The Gestapo man in the front seat held on his lap a sledgehammer, for breaking doors down.

Dieter had been hunting once. He did not much like country pursuits, preferring the more refined pleasures of city life, but he was a good shot. Now he was reminded of that, as he waited for Helicopter to begin sending his coded report home to England. This was like lying in the hide in the early dawn, tense with anticipation, impatient for the deer to start moving, savoring the thrill of anticipation.

The Resistance were not deer but foxes, Dieter thought, skulking in their holes, coming out to cause carnage in the chicken house, then going to earth again. He was mortified to have lost Helicopter. He was so keen to recapture the man that he hardly minded having to rely on the help of Willi Weber. He just wanted to kill the fox.

The driver immediately turned west, and the signal began to strengthen. "Got you," Dieter breathed.
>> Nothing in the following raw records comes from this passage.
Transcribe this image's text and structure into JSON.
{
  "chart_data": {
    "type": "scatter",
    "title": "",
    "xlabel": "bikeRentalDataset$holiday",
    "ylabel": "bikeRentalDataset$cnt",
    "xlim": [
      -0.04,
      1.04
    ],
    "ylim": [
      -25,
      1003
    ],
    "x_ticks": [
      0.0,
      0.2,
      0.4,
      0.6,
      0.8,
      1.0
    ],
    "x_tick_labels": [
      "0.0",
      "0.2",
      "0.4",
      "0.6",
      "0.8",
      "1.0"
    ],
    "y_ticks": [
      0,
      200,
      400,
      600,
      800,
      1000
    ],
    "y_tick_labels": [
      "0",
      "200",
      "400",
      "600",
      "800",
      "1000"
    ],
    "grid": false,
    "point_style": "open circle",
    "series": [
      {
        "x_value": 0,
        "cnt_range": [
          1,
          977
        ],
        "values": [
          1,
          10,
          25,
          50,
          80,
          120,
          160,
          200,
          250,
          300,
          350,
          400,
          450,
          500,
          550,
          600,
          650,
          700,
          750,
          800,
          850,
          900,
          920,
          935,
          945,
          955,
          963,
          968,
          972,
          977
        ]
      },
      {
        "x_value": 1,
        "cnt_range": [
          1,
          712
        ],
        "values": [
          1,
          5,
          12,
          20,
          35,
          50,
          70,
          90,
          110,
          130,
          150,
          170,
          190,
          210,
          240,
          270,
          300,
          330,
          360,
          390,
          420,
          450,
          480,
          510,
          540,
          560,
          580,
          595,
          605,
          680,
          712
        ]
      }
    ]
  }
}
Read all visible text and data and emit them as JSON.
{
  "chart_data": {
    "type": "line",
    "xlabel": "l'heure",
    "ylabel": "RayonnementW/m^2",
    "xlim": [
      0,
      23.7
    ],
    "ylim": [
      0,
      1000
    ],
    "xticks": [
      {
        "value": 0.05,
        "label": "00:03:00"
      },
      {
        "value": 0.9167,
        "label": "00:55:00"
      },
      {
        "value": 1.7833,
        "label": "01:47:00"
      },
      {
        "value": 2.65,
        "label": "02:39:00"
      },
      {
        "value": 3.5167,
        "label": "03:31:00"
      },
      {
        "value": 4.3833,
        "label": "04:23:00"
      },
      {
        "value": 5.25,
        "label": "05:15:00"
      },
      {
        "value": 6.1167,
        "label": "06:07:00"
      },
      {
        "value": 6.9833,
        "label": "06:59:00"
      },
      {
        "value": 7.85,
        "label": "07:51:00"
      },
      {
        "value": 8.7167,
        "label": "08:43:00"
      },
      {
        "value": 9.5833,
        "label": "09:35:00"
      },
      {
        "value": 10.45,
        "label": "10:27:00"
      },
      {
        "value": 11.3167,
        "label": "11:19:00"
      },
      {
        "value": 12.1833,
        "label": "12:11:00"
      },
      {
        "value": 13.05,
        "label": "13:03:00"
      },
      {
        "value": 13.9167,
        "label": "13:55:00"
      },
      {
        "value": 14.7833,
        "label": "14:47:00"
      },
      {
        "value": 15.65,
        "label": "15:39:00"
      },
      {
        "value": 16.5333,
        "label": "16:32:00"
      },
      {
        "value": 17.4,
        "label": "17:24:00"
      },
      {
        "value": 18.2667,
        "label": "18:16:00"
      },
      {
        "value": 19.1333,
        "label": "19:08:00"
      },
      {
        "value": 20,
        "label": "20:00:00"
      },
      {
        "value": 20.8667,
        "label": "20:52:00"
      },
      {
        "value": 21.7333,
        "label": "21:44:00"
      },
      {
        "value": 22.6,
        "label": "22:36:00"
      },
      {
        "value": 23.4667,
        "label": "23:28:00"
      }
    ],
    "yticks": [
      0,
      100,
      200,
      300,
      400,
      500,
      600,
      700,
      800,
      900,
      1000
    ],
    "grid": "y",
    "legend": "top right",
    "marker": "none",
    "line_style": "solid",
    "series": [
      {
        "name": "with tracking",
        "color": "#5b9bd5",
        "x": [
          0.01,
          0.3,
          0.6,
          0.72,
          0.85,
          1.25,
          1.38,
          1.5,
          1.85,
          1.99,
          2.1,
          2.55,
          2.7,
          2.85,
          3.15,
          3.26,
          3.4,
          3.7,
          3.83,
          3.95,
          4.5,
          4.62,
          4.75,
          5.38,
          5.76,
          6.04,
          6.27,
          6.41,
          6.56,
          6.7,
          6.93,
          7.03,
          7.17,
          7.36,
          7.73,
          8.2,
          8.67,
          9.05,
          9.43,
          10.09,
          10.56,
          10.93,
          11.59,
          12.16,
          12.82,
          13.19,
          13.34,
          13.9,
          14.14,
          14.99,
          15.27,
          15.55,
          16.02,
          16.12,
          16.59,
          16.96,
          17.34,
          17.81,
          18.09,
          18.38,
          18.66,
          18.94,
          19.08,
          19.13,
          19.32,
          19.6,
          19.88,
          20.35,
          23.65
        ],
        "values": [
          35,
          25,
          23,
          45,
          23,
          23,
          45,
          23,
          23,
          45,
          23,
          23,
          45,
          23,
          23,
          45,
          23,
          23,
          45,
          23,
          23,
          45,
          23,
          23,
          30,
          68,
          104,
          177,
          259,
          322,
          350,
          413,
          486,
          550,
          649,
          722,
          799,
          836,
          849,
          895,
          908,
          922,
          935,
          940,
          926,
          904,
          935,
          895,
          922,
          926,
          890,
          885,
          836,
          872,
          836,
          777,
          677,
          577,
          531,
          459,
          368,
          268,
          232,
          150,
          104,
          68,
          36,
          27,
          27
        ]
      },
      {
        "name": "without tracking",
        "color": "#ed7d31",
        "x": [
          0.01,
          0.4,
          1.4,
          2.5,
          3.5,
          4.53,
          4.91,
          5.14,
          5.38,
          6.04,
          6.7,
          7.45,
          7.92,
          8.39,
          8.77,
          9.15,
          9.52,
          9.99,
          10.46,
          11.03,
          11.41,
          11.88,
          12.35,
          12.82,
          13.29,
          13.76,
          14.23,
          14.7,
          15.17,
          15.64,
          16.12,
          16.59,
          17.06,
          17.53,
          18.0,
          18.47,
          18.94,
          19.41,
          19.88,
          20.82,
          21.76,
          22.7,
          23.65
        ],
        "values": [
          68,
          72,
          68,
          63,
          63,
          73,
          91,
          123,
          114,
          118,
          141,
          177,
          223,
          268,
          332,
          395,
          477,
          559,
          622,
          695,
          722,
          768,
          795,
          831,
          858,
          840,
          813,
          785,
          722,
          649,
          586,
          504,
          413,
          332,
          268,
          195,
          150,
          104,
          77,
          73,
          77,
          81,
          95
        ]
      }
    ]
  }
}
But five minutes had elapsed.

The car raced west, and the signal strengthened, as Helicopter continued to tap on the Morse key of his suitcase radio in his hiding place-a bathroom, an attic, a warehouse-somewhere in the northwest of the city. Back at the chateau of Sainte-Cecile, a German radio operator had tuned to the same frequency and was taking down the coded message. It was also being registered on a wire recorder. Later, Dieter would decrypt it, using the one-time pad copied by Stephanie. But the message was not as important as the messenger.

They entered a neighborhood of large old houses, mostly decrepit and subdivided into small apartments and bed sitting rooms for students and nurses. The signal grew louder, then suddenly began to fade. "Overshoot, overshoot!" said the Gestapo man in the front passenger seat. The driver reversed the car, then braked.

Ten minutes had passed.

Dieter and the three Gestapo men sprang out. The one with the portable detection unit under his raincoat walked rapidly along the pavement, consulting his wrist dial constantly, and the others.